Let f(x) and g(x) be solutions of the Sturm-Liouville equation (1) corresponding to eigenvalues $\lambda$ and $\mu$ respectively. Multiply the equation for g(x) by f(x) (the complex conjugate of f(x)) to get:

$-{\bar {f}}\left(x\right){\frac {d\left(p\left(x\right){\frac {dg}{dx}}\left(x\right)\right)}{dx}}+{\bar {f}}\left(x\right)q\left(x\right)g\left(x\right)=\mu {\bar {f}}\left(x\right)w\left(x\right)g\left(x\right)$ (Only f(x), g(x), $\lambda$ , and $\mu$ may be complex; all other quantities are real.) Complex conjugate this equation, exchange f(x) and g(x), and subtract the new equation from the original:

$-{\bar {f}}\left(x\right){\frac {d\left(p\left(x\right){\frac {dg}{dx}}\left(x\right)\right)}{dx}}+g\left(x\right){\frac {d\left(p\left(x\right){\frac {d{\bar {f}}}{dx}}\left(x\right)\right)}{dx}}={\frac {d\left(p\left(x\right)\left[g\left(x\right){\frac {d{\bar {f}}}{dx}}\left(x\right)-{\bar {f}}\left(x\right){\frac {dg}{dx}}\left(x\right)\right]\right)}{dx}}=\left(\mu -{\bar {\lambda }}\right){\bar {f}}\left(x\right)g\left(x\right)w\left(x\right)$ Integrate this between the limits $x=a$ and $x=b$ $\left(\mu -{\bar {\lambda }}\right)\int \nolimits _{a}^{b}{\bar {f}}\left(x\right)g\left(x\right)w\left(x\right)dx=p\left(b\right)\left[g\left(b\right){\frac {d{\bar {f}}}{dx}}\left(b\right)-{\bar {f}}\left(b\right){\frac {dg}{dx}}\left(b\right)\right]-p\left(a\right)\left[g\left(a\right){\frac {d{\bar {f}}}{dx}}\left(a\right)-{\bar {f}}\left(a\right){\frac {dg}{dx}}\left(a\right)\right]$ .
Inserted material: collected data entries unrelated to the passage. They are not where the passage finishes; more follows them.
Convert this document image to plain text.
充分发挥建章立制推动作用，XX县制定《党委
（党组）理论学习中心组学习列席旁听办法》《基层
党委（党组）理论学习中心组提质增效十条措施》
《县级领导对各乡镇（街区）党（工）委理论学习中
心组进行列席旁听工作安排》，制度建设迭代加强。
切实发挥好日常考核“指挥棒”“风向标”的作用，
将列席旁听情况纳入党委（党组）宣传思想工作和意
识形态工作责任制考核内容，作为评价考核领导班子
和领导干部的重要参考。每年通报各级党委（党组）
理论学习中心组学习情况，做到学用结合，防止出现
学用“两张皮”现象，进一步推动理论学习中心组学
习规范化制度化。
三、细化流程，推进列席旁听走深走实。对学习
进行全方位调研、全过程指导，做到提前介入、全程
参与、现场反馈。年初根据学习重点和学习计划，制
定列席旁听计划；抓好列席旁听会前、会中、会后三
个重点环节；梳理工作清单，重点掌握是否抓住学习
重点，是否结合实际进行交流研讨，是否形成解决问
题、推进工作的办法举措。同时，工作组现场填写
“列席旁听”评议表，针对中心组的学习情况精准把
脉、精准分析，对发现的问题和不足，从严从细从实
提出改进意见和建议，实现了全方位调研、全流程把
The right side of this equation vanishes because of the boundary conditions, which are either:

$\bullet$ periodic boundary conditions, i.e., that f(x), g(x), and their first derivatives (as well as p(x)) have the same values at $x=b$ as at $x=a$ , or
$\bullet$ that independently at $x=a$ and at $x=b$ either:
$\bullet$ the condition cited in equation (2) or (3) holds or:
$\bullet$ $p(x)=0$ .

So: $\left(\mu -{\bar {\lambda }}\right)\int \nolimits _{a}^{b}{\bar {f}}\left(x\right)g\left(x\right)w\left(x\right)dx=0$ If we set $f=g$ , so that the integral surely is non-zero, then it follows that λ =λ that is, the eigenvalues are real, making the differential operator in the Sturm-Liouville equation self-adjoint (hermitian); so:

$\left(\mu -\lambda \right)\int \nolimits _{a}^{b}{\bar {f}}\left(x\right)g\left(x\right)w\left(x\right)dx=0$ It follows that, if $f$ and $g$ have distinct eigenvalues, then they are orthogonal. QED.